O que esses jovens pretendem com os chamados rolezinhos nos shoppings?
É muito mais um espaço de encontro, de azaração, de paquera, em um local de prestígio da nossa sociedade, que é o shopping center. A motivação é essa. Agora, indiretamente, inclusive pela reação que teve a esse evento, a gente pode pensar em uma série de recados que eles estão deixando sobre a desigualdade da sociedade, um preconceito muito forte de classe, de raça, e, por outro lado, de certa forma, um pouco essa cidadania pautada só no consumo.
Por que os comerciantes se sentiram amedrontados com esses passeios coletivos?
Sempre existiram encontros de jovens em shoppings, inclusive estão circulando imagens de estudantes de Economia da Universidade de São Paulo fazendo uma bagunça, tranquilos. Essa reação me parece que começa por três fatores. Um é de classe – são jovens pobres –, o segundo é de cor e raça, e o terceiro é justamente porque são jovens, são adolescentes. E acho que há um problema na nossa sociedade de lidar com a juventude. A grande questão é que, se fossem jovens de classe média, certamente não seria a polícia que seria acionada. Seria criada outra solução. Como são jovens da periferia, a polícia foi usada como elemento de autoridade e com a imposição de uma certa força sobre eles.
Na sua opinião, a ação da polícia foi desmedida?
Se a gente for olhar tudo o que está sendo tratado como tumulto e correria, sempre começa após a ação da polícia – essa ação desmedida de força policial.
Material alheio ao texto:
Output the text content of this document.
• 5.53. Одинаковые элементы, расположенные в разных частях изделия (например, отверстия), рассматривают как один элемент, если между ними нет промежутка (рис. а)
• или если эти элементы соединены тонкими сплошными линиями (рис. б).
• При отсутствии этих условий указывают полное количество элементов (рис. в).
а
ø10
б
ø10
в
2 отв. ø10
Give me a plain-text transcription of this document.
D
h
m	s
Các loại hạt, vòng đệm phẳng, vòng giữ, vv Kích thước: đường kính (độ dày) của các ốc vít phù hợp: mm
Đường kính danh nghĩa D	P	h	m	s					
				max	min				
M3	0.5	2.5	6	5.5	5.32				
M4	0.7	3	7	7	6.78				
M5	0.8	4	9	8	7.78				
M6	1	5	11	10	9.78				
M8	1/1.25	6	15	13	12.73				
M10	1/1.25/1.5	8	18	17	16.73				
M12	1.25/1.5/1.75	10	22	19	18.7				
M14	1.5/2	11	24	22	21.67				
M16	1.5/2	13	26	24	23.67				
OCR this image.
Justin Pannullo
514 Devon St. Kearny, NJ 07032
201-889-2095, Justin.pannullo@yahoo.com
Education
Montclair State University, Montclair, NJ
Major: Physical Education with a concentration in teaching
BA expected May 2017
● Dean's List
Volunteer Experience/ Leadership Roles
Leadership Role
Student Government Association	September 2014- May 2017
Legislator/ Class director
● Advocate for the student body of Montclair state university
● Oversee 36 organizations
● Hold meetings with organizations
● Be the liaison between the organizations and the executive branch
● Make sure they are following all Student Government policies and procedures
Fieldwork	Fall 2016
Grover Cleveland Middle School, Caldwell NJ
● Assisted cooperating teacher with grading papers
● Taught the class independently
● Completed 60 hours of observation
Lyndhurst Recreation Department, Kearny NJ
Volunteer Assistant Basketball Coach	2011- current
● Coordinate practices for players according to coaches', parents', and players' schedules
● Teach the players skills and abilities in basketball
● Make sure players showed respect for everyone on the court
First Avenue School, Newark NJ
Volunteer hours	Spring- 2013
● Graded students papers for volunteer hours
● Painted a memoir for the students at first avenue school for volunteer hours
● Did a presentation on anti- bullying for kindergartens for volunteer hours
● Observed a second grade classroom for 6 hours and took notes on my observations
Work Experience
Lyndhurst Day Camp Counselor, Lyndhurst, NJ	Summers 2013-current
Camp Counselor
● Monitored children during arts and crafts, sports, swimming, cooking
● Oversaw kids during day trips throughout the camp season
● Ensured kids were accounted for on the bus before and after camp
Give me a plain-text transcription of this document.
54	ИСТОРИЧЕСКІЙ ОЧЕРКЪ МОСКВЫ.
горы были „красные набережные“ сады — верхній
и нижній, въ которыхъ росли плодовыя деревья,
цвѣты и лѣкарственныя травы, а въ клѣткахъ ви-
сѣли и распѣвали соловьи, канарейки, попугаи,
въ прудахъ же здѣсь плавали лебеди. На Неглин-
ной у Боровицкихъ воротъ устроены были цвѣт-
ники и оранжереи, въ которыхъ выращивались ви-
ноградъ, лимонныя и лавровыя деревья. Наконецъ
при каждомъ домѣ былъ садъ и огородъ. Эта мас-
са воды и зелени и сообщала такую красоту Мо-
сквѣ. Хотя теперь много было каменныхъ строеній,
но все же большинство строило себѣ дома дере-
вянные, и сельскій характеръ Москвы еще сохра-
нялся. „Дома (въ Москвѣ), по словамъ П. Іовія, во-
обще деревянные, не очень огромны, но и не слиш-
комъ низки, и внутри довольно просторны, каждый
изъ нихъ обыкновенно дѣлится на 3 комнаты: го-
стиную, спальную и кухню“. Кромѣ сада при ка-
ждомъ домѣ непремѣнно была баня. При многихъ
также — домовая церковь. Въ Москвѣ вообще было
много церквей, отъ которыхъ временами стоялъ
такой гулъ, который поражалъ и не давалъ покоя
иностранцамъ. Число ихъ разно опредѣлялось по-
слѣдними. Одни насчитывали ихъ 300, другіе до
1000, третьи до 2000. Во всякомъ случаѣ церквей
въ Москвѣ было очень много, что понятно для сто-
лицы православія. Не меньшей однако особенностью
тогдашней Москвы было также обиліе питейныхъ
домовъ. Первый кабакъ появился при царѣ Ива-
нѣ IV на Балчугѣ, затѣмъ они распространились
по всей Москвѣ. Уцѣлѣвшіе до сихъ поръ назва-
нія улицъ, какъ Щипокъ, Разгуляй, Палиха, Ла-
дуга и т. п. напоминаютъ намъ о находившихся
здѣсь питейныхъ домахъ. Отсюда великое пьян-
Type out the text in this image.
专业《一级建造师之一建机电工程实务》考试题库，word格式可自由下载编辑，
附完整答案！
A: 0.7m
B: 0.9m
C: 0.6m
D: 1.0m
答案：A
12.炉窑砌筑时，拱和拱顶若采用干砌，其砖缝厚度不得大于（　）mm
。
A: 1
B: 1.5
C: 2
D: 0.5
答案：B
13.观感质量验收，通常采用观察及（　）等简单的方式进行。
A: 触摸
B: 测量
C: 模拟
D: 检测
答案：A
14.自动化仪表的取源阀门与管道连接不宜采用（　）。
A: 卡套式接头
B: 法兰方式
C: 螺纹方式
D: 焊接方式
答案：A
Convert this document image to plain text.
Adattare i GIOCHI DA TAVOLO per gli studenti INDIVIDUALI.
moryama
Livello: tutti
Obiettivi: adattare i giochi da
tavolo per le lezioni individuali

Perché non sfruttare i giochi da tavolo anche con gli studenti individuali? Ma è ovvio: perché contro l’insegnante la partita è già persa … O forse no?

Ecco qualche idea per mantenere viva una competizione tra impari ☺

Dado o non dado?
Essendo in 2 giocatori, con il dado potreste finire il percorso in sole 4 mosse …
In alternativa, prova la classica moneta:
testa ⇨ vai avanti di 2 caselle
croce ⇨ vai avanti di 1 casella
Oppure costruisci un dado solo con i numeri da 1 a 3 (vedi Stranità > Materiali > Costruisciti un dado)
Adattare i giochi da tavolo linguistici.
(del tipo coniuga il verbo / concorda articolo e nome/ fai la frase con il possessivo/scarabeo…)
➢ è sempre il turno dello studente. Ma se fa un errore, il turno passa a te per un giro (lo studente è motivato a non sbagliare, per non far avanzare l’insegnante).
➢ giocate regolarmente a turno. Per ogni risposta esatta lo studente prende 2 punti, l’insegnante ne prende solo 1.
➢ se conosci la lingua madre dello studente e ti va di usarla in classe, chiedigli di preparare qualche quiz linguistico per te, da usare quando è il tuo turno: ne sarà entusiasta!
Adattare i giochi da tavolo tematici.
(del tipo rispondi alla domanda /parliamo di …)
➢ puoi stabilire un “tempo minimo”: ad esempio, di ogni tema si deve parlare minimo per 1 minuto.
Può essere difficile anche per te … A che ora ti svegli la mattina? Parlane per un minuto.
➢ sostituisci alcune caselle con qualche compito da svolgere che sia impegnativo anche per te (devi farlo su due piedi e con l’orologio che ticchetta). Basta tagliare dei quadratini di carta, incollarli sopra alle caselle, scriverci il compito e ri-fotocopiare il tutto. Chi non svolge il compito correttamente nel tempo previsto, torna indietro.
Eu me pergunto se o mesmo aparato de força e até a agilidade que a Justiça teve para soltar liminar impedindo o direito de ir e vir seria usado se um jovem estivesse sendo baleado na periferia onde eles moram. Isso é uma questão de pensar os valores da nossa sociedade. Estão dando mais importância aos bens, ao consumo, ao patrimônio do que à própria vida das pessoas. Inclusive, essa ação da polícia pode colocar em risco outras pessoas que não estão no rolezinho, com balas de borracha, essas coisas. E essa ação acabou até potencializando o evento.
Há rolezinhos sendo organizados agora em repúdio à repressão, inclusive com apoio de outros setores da sociedade.
É interessante ver que (os rolezinhos) vão gerando consequências. Estamos caminhando para uma consequência mais política do rolezinho, o direito a estar na cidade. Há vários casos que acontecem isoladamente, que não tomam essa proporção. De certa forma, esse grupo, em massa, traz como consequência uma repercussão maior, mas o racismo é cotidiano, o preconceito de classe existe cotidianamente nesses pontos de prestígio onde está a classe média alta.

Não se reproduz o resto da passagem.